Concentrating on community-based power in Ontario. Very, very preliminary at the moment.
Paul Gipe has written some of the best books on the subject. My favourite book of his is Wind Energy Comes Of Age (John Wiley & Sons, Inc, New York, 1995. ISBN: 0-471-10924-X). It gives a good overview of the technology, and a rare look into the impact on society of wind energy.
The Renewable Energy Handbook for Homeowners, by Bill Kemp. Good book by a local author.
If you just want the heavy theory, the Wind Energy Handbook (Burton, Sharpe, Jenkins & Bossanyi. pub John Wiley & Sons, 2001. ISBN: 0-471-48997-2) has everything you need. Based on the famous Loughborough Wind Energy Course (formerly at Imperial College, London, where I took it), it's absurdly complete.
The Assessment and Rating of Noise from Wind Farms (ETSU-R-97) (PDF) — this is the grand-daddy of wind energy noise documents.
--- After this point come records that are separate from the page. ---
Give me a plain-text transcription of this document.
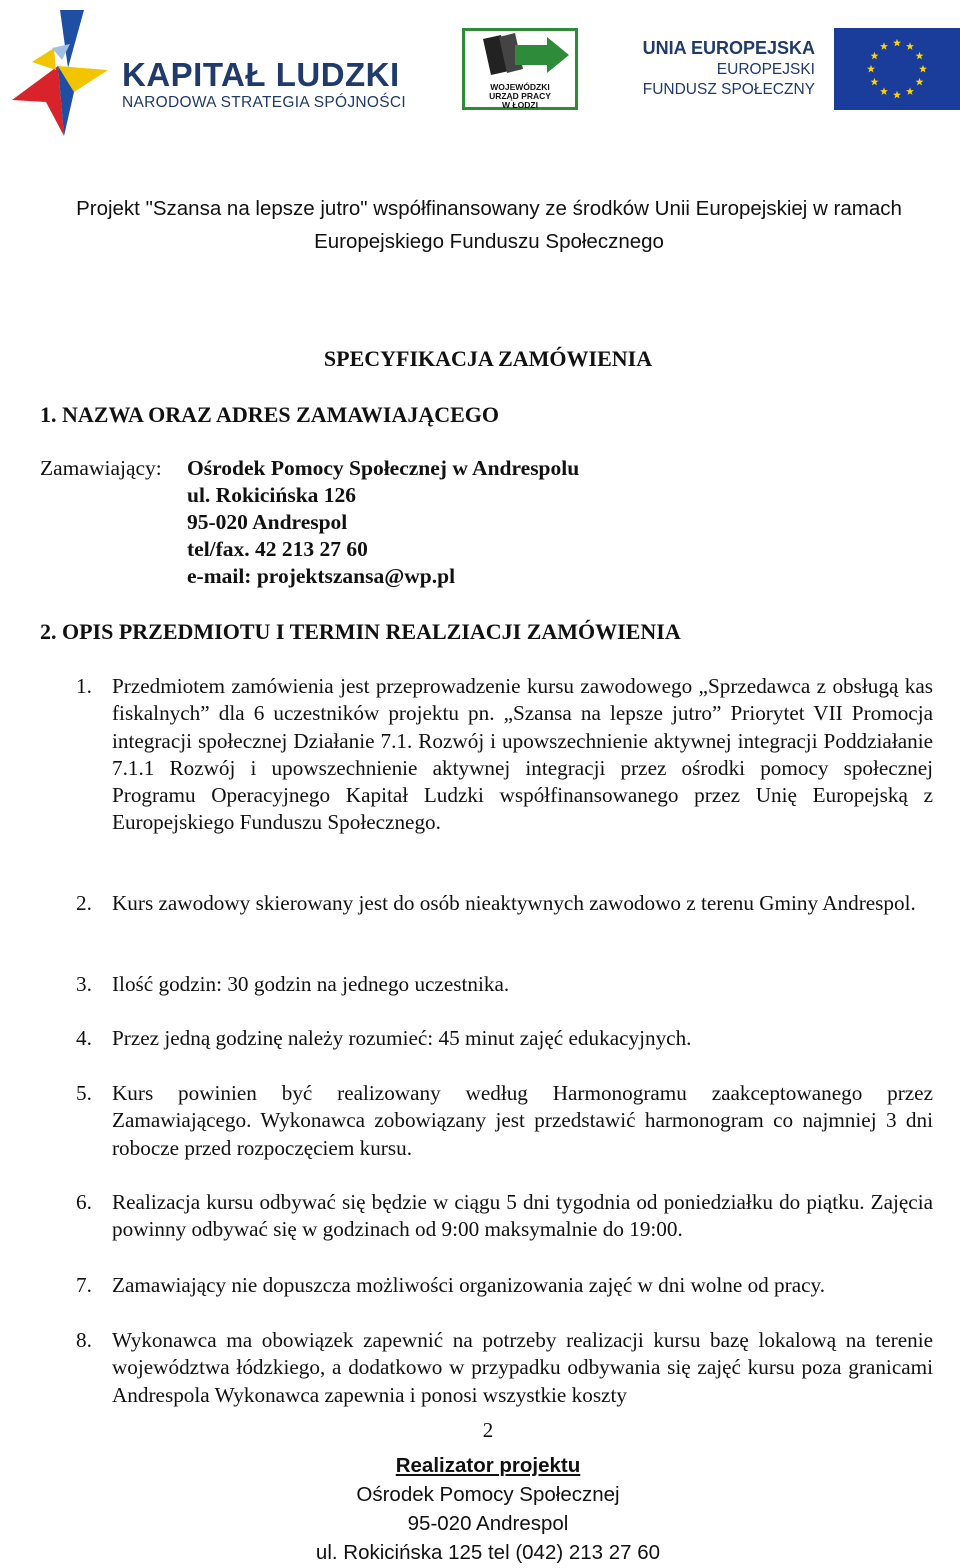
KAPITAŁ LUDZKI
NARODOWA STRATEGIA SPÓJNOŚCI
WOJEWÓDZKI
URZĄD PRACY
W ŁODZI
UNIA EUROPEJSKA
EUROPEJSKI
FUNDUSZ SPOŁECZNY
Projekt "Szansa na lepsze jutro" współfinansowany ze środków Unii Europejskiej w ramach
Europejskiego Funduszu Społecznego
SPECYFIKACJA ZAMÓWIENIA
1. NAZWA ORAZ ADRES ZAMAWIAJĄCEGO
Zamawiający: Ośrodek Pomocy Społecznej w Andrespolu
ul. Rokicińska 126
95-020 Andrespol
tel/fax. 42 213 27 60
e-mail: projektszansa@wp.pl
2. OPIS PRZEDMIOTU I TERMIN REALZIACJI ZAMÓWIENIA
1. Przedmiotem zamówienia jest przeprowadzenie kursu zawodowego „Sprzedawca z obsługą kas fiskalnych” dla 6 uczestników projektu pn. „Szansa na lepsze jutro” Priorytet VII Promocja integracji społecznej Działanie 7.1. Rozwój i upowszechnienie aktywnej integracji Poddziałanie 7.1.1 Rozwój i upowszechnienie aktywnej integracji przez ośrodki pomocy społecznej Programu Operacyjnego Kapitał Ludzki współfinansowanego przez Unię Europejską z Europejskiego Funduszu Społecznego.
2. Kurs zawodowy skierowany jest do osób nieaktywnych zawodowo z terenu Gminy Andrespol.
3. Ilość godzin: 30 godzin na jednego uczestnika.
4. Przez jedną godzinę należy rozumieć: 45 minut zajęć edukacyjnych.
5. Kurs powinien być realizowany według Harmonogramu zaakceptowanego przez Zamawiającego. Wykonawca zobowiązany jest przedstawić harmonogram co najmniej 3 dni robocze przed rozpoczęciem kursu.
6. Realizacja kursu odbywać się będzie w ciągu 5 dni tygodnia od poniedziałku do piątku. Zajęcia powinny odbywać się w godzinach od 9:00 maksymalnie do 19:00.
7. Zamawiający nie dopuszcza możliwości organizowania zajęć w dni wolne od pracy.
8. Wykonawca ma obowiązek zapewnić na potrzeby realizacji kursu bazę lokalową na terenie województwa łódzkiego, a dodatkowo w przypadku odbywania się zajęć kursu poza granicami Andrespola Wykonawca zapewnia i ponosi wszystkie koszty
2
Realizator projektu
Ośrodek Pomocy Społecznej
95-020 Andrespol
ul. Rokicińska 125 tel (042) 213 27 60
Though rather old, and not without its faults (mostly to do with its age), ETSU-R-97 has stood up to more than a decade of intense scrutiny. As there didn't seem to be a searchable copy on the web, I compiled this from the fragments on the DTI website, and then ran it through Acrobat's OCR module. The OCR should be accurate enough for search engines to find relevant citations; please don't rely on this text as gospel.